En mi opinión esa ladera de la sierra granadina abierta por un tajo abarrancado posee más fuerza simbólica y trágica que la pacotilla del mármol y el bronce de cualquier monumento conmemorativo. Pero no es sólo eso, es que Lorca representa de algún modo a todas las víctimas, a las decenas de miles de paseados y asesinados por todas las cunetas de España. Por eso pienso que ese barranco debe seguir ahí, como prueba del crimen sin desvincularse nunca de la represión fascista para oprobio de sus asesinos.
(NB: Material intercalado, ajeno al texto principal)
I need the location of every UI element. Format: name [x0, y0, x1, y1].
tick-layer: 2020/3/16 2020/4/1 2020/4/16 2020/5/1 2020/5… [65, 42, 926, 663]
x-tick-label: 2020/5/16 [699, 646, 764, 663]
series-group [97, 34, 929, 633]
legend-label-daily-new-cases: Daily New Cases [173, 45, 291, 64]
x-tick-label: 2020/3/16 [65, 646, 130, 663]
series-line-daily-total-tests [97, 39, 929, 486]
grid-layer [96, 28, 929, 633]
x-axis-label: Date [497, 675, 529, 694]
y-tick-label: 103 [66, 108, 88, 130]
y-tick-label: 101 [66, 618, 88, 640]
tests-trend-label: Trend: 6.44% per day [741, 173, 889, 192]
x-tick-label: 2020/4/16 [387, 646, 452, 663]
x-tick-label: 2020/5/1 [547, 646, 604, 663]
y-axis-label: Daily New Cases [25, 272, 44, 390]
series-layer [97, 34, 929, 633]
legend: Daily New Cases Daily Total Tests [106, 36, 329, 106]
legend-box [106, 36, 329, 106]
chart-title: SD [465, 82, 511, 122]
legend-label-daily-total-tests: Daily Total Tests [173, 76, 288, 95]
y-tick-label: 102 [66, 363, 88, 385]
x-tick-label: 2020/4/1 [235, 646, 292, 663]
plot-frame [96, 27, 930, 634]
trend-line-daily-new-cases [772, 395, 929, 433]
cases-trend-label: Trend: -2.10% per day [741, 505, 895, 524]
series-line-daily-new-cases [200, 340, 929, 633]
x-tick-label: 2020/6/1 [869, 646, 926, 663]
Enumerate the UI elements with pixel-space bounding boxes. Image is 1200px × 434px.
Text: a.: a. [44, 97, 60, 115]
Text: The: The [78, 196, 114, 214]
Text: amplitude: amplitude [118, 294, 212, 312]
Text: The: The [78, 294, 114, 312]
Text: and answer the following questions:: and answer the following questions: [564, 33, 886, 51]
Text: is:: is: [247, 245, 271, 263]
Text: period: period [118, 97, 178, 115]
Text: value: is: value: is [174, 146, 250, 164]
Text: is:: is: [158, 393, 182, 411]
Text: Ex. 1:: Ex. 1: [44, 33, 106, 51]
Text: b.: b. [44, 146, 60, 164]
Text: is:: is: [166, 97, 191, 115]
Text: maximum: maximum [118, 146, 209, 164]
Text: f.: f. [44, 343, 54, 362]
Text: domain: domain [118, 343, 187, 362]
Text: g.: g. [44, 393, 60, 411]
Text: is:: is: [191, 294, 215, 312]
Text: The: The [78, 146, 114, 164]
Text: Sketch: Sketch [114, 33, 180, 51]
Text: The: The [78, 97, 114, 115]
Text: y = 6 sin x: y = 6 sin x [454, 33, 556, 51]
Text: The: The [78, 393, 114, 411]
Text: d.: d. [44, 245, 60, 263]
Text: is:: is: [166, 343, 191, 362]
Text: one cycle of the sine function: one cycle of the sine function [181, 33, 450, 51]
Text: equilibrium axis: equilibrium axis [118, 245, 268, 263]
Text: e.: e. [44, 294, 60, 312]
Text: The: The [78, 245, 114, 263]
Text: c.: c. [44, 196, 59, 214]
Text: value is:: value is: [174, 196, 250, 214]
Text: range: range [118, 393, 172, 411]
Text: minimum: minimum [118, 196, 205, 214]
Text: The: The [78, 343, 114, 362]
Con esto de la Memoria Histórica hay que andarse con cuidado, porque una cosa es el derecho legítimo de una familia a enterrar a sus muertos dignamente y otra muy distinta, lavarle la cara al pasado. Tienen toda la razón los nietos del maestro republicano y de los dos banderilleros para enterrar los restos de sus abuelos como mejor consideren. Y ante esa decisión, ni la Audiencia, ni la familia de Lorca pueden hacer otra cosa que permitir la exhumación. Ahora bien, que alguien clasifique por orden y tamaño los metacarpos del poeta o tome muestras de ADN de su fémur izquierdo bajo la fría luz de un laboratorio, me parece una burda profanación de quien levantó como nadie el vuelo de las metáforas: "¡Oh ciudad de los gitanos/ quién te vio y no te recuerda...,!" Ningún mausoleo de los que tanto les gusta a los políticos es mejor lugar para honrar la memoria de un poeta fusilado que el barranco de Víznar a donde desde hace años acuden en peregrinación los chavales de instituto a recitar sus poemas contra el viento, como agarrados a la borda de un barco. Con rabia y respeto. Que son las únicas virtudes nobles que quedan en este enrevesado país.